3. We propose three sessions focusing on core topics at the interface of philosophy and psychiatry: (a) ‘Disturbances of Agency’; (b) ‘Thought Insertion’; and (c) ‘Self disturbance in Schizophrenia’ (see below for a more detailed description and a diagram of the structure of the sessions).
4. Each section will be opened by a general discussion guided by participants’ questions.
5. All participants will be asked to familiarize themselves with a core reading list for each session made available prior to the workshop.
6. The number of participants will be limited to 50. To encourage scientific juniors to participate we will offer up to 5 scholarships to help with travel and accommodation costs.
7. We plan to publish presented papers either in a journal or in an anthology.
SECTION 1: Disturbances of Agency
One widely held conception of the symptoms of schizophrenia is that they reflect defective action awareness, a defect exemplified both at the level of psychological mechanisms and in patient experiences. Thus, in psychiatric symptoms like 'delusions of control', patients seem less able to self-monitor their own intentional actions and may attribute their own actions to an external manipulation.
Defects in self-monitoring suggest defects in self-consciousness, but how can this be explained? Specifically, is the characterization of symptoms as defects in action awareness helpful and if so, how is it to be spelled out (cf. Frith's comparator model)? What conceptions of the term agency are necessary to understand these symptoms? Can a "defective agency assumption" be extended to explain other symptoms like auditory hallucinations or thought insertion? Are there plausible alternative models of first-rank symptoms?

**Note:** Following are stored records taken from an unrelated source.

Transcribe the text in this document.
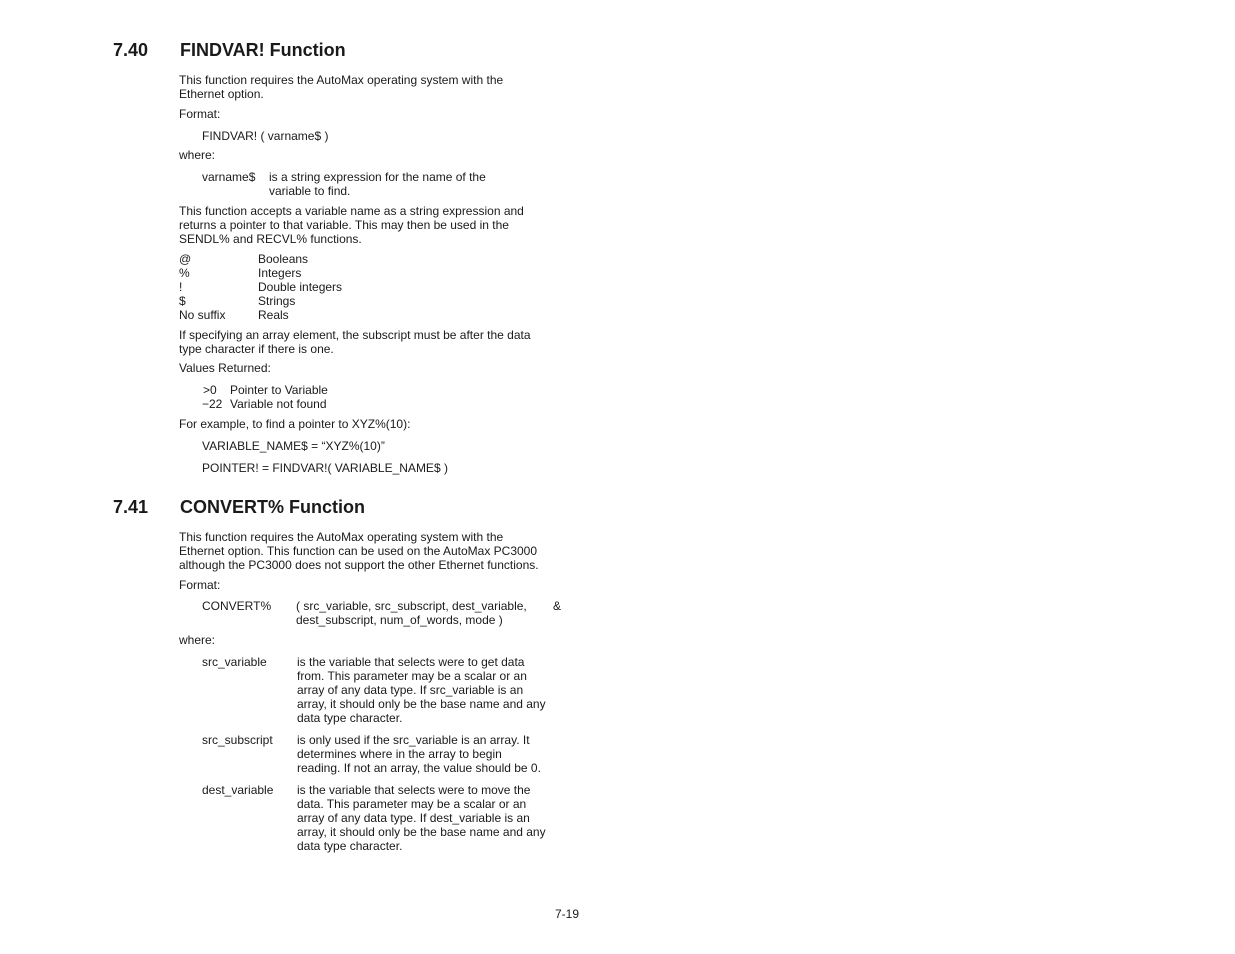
7.40 FINDVAR! Function
This function requires the AutoMax operating system with the
Ethernet option.
Format:
FINDVAR! ( varname$ )
where:
varname$ is a string expression for the name of the
variable to find.
This function accepts a variable name as a string expression and
returns a pointer to that variable. This may then be used in the
SENDL% and RECVL% functions.
@	Booleans
%	Integers
!	Double integers
$	Strings
No suffix	Reals
If specifying an array element, the subscript must be after the data
type character if there is one.
Values Returned:
>0 Pointer to Variable
−22 Variable not found
For example, to find a pointer to XYZ%(10):
VARIABLE_NAME$ = “XYZ%(10)”
POINTER! = FINDVAR!( VARIABLE_NAME$ )
7.41 CONVERT% Function
This function requires the AutoMax operating system with the
Ethernet option. This function can be used on the AutoMax PC3000
although the PC3000 does not support the other Ethernet functions.
Format:
CONVERT% ( src_variable, src_subscript, dest_variable, &
dest_subscript, num_of_words, mode )
where:
src_variable	is the variable that selects were to get data
from. This parameter may be a scalar or an
array of any data type. If src_variable is an
array, it should only be the base name and any
data type character.
src_subscript is only used if the src_variable is an array. It
determines where in the array to begin
reading. If not an array, the value should be 0.
dest_variable is the variable that selects were to move the
data. This parameter may be a scalar or an
array of any data type. If dest_variable is an
array, it should only be the base name and any
data type character.
7-19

SECTION 2: Thought Insertion
When we experience thoughts, there is no question that the thoughts are our own. Yet in the symptom of thought insertion, the authorship over thoughts paradoxically comes into question. In one sense, the patient has lost track of his own thoughts by mistaking his thoughts as somehow belonging to another person.
How is this possible? How should we characterize this defect in self-consciousness (e.g. can we draw an analogy to disturbances of agency for actions with respect to “ownership” or “authorship”)? How should we explain the symptom? Specifically, does it indicate a defect in normal processes (like defective self-monitoring processes) or an abnormal addition to such processes (such as delusions)? In this session, we aim to discuss the assumptions that inform explanations of this symptom as reflecting an abnormality of self-consciousness.

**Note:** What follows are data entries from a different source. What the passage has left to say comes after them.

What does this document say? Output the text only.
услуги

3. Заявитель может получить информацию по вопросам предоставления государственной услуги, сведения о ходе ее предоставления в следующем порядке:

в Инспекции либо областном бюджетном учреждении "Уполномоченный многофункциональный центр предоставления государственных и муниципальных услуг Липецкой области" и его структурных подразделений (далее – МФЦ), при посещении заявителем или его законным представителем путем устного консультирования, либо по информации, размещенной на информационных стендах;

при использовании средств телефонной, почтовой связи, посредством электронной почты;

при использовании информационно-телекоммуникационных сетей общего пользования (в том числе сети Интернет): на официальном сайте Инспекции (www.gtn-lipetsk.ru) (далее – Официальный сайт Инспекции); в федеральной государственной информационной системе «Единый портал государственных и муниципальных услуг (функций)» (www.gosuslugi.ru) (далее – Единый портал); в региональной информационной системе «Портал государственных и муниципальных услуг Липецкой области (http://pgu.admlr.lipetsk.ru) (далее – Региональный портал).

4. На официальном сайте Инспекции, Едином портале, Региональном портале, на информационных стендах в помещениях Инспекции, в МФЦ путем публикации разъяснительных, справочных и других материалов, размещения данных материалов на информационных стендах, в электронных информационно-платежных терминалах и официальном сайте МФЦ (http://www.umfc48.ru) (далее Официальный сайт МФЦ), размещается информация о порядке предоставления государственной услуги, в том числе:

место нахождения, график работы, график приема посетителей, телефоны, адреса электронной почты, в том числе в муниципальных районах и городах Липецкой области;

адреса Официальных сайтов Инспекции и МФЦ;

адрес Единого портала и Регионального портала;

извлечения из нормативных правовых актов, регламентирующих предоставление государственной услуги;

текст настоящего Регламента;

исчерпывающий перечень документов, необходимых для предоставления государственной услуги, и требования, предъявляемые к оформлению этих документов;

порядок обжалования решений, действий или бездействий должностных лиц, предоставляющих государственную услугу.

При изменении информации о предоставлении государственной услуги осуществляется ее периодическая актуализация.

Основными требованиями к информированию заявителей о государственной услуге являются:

SECTION 3: Self-Disturbances in Schizophrenia
The notion of self-consciousness is deployed in many ways in philosophical debates. In this session, the emphasis will be to explore a basic notion of self-consciousness that appears disturbed in patients with schizophrenia. Many of the positive symptoms suggest a disorder in a basic form of self-consciousness, namely that seemingly implicated in keeping track of one’s thoughts and actions as one’s own.

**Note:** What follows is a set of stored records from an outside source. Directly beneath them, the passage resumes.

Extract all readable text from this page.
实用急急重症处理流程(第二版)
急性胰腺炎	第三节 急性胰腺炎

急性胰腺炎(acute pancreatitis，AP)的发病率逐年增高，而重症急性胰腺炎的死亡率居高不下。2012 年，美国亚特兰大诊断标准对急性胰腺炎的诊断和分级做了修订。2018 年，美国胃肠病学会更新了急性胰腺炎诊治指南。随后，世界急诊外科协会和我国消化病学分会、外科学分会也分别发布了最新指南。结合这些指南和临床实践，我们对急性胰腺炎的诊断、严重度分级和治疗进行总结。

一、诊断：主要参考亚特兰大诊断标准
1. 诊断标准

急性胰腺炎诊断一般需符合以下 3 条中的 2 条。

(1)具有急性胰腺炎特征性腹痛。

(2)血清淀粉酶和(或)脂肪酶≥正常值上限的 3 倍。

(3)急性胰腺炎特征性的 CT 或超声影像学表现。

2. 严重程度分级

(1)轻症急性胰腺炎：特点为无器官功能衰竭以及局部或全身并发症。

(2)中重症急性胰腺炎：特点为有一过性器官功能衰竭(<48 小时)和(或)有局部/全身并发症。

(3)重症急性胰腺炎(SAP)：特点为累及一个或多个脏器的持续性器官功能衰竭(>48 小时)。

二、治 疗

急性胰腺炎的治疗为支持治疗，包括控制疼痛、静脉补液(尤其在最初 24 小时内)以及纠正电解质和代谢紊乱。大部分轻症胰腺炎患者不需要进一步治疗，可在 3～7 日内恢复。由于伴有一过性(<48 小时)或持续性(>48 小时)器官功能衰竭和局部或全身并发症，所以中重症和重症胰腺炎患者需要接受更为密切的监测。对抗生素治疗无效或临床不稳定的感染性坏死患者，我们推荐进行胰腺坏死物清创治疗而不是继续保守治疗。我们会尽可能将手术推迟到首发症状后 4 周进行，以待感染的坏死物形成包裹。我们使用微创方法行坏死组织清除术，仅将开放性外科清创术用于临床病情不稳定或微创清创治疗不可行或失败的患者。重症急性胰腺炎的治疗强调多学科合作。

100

Is there a basic and general notion of self-consciousness that both describes and explains these facets of schizophrenia? We will explore this notion within both Continental and Anglo-American traditions, including discussion of the minimal self (S. Gallagher), the concept of “Ich-Störungen”, as well as recent discussions about the prodomes (precursors) of schizophrenia. Explication of the disturbance of the self in schizophrenia will shed new light on both empirical and philosophical accounts of self-consciousness.